As I said, while the second half is a pleasure, it’s the first half that’s less impressive. I’ve seen this deadpan narrator with the bottled-up angst so many times that I looked to the lines and the minor characters to see me through. I remembered Black and his quirky counterpart being far more off-the-wall than they seemed this time around, and not nearly as funny. Does that mean it’s a bad film? No, no, not at all. I remembered that first half being more impressive than it struck me now, but that just means instead of an exceptional film it’s now better than average.

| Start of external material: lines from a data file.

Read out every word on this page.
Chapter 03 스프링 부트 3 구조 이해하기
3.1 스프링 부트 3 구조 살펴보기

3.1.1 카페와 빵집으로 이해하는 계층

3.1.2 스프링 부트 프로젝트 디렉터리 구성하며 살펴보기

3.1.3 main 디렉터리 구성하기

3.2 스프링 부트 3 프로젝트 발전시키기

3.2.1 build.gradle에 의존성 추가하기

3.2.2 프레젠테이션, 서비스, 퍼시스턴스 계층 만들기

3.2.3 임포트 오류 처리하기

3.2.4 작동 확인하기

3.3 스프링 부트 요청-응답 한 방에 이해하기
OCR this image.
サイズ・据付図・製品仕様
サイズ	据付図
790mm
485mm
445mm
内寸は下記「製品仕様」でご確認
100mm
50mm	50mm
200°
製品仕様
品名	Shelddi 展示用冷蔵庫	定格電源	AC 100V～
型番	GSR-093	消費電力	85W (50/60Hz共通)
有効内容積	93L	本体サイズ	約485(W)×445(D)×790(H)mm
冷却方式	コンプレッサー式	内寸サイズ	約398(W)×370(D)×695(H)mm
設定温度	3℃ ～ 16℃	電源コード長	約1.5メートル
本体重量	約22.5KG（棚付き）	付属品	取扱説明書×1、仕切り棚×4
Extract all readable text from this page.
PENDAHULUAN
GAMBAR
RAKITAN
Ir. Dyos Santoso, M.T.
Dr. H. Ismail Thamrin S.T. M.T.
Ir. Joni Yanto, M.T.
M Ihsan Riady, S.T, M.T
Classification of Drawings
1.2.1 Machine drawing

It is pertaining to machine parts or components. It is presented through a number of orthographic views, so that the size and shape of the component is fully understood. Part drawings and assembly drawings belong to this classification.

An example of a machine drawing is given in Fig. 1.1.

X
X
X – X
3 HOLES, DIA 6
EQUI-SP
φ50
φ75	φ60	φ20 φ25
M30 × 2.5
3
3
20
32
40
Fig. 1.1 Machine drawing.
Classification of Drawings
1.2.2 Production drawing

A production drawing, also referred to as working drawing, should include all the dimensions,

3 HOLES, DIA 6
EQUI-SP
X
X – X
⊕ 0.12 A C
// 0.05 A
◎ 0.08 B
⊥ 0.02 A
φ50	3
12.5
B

Same with the video presentation. Compared some of the other Touchstone catalog titles being released this week, “High Fidelity” looks soft and grainy. It takes a close-up to remind you that you’re watching in hi-def. Then you can appreciate the detail. But the medium shots and occasional long shots (there really aren’t that many in “High Fidelity”) don’t have as strong of edge delineation as you’d expect, and that, in turn, affects the illusion of 3-dimensionality. As for the colors, black levels, and skin tones, all of that comes under the umbrella of “looking soft.” Blacks could be inkier, skin tones less pink-and-orange, and colors more vibrant. That said, it’s still an upgrade over the DVD, which is rougher still. “High Fidelity” is presented in 1.85:1 aspect ratio and transferred to a 50GB disc using AVC/MPEG-4 technology. There is some artifacting, as I hinted at, but not so much as to be annoying.

When Jack Black cranks the volume up, you realize that the rest of the soundtrack could have been more full of life. The rear speakers might pump out ambient noise, especially in the exterior shots, but the English DTS-HD MA 5.1 seems like overkill, given how front-loaded the rest of the film seems. And don’t expect your sub to wake up unless Black is at work. “High Fidelity” is a dialogue-driven film, and the audio reflects that. At least the dialogue is crisp and distortion-free. Additional audio options are French Dolby Digital 5.1 and Spanish Dolby Digital 2.0, with subtitles in English SDH, Spanish and French.

Not much. “Conversations with Writer/Producer John Cusack” runs just 11 minutes. Rather than being a comprehensive overview, it’s a more random look at the actor-director relationship, the two store’s two employees, the script, and his character.

“Conversations with Director Stephen Frears” is similarly sectioned, with him touching on the casting, musical backdrop, direction, and adaption of Hornby’s novel—which included transporting the shop and main character from London to Chicago.

The only other bonus feature is the theatrical trailer and nine deleted scenes that run a total of 14 minutes.

Bottom line:
“High Fidelity” has a reputation for being a film that would merit an 8 or above on the Movie Met scale, but it doesn’t make the meter climb that high this time around. The humor is still as dry as ever, but it’s more like a 7 this time around, all things considered.